Soleil Vs Sevrage


Nous sommes le 14 août. Le climat est sympa, il ne fait ni trop chaud ni trop froid, et c’est plutôt appréciable, ce petit vent frais, ces nuages qui jouent avec les rayons, et la chaleur du soleil qui revient enfin sur votre peau, juste à temps. C’est sympa.
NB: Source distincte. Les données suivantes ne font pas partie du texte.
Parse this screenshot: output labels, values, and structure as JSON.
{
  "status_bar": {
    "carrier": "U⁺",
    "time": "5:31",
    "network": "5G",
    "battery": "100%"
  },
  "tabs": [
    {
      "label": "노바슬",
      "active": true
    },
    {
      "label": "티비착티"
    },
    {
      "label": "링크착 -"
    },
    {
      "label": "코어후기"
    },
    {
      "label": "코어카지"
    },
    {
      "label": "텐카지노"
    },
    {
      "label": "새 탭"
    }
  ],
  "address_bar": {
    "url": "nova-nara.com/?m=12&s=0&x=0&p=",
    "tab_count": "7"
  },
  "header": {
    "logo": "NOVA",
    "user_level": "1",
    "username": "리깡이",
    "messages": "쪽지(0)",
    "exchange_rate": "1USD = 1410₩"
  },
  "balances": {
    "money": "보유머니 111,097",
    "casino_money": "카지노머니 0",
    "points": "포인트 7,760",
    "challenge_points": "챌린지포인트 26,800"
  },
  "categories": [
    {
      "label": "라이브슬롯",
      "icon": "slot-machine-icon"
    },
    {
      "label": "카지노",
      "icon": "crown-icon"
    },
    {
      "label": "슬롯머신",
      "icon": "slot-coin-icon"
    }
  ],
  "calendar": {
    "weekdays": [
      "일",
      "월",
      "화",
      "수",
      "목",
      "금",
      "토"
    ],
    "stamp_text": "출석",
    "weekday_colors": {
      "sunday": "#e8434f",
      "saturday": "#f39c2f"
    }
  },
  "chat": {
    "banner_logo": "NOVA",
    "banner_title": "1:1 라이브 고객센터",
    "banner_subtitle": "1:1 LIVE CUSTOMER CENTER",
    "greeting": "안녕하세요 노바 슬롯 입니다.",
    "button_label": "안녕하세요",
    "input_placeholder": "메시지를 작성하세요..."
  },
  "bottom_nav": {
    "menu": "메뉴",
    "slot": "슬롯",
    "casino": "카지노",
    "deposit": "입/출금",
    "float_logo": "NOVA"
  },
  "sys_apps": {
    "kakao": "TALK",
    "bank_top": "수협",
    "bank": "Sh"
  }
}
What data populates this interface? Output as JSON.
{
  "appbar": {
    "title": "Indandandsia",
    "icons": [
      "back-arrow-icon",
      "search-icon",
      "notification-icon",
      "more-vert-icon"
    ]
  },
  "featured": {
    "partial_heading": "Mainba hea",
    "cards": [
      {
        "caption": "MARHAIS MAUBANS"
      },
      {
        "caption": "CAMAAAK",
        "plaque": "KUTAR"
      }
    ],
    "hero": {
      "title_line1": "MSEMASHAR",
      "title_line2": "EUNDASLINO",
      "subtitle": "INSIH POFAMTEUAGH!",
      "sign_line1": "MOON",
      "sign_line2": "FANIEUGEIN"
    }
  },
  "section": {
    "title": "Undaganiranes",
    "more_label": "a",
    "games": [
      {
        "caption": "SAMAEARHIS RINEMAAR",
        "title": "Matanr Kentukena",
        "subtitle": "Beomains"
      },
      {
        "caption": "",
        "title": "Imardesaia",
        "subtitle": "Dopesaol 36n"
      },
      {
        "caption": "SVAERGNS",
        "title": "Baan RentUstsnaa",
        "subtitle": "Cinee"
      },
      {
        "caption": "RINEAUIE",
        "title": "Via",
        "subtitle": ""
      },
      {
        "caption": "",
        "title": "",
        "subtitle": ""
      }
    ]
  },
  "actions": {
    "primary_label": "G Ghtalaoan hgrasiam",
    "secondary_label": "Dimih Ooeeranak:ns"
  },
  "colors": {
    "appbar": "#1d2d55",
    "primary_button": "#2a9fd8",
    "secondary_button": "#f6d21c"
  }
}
Pour vous. Parce que pour moi, c’est éprouvant. Voire épouvantable. Eh oui! Il fallait bien que j’aborde un sujet négatif!

L’été, le bronzage, le farniente, tout ça, ça se passe seulement une fois par an. Et c’est court. Logique. Donc, au bout de presque quatre ans, moi je dis que deux mois dans une année, c’est peu pour ré-apprendre le silence, les bras immobiles, la station allongée dans un but qui devient, pour le coup, débile. Bien que j’avoue sur la place publique combien la logique est un sens qui me fait défaut, celle-ci est implacable: on a une plus belle peau, parce que les cellules mortes de l’épiderme qu’on avait, quand on fumait, ont laissé toute la place à un teint plus rose et à des ridules plus timides. Alors, fatalement, le côté crêpe (pile et face) qui « donne bonne mine », on y croit moins!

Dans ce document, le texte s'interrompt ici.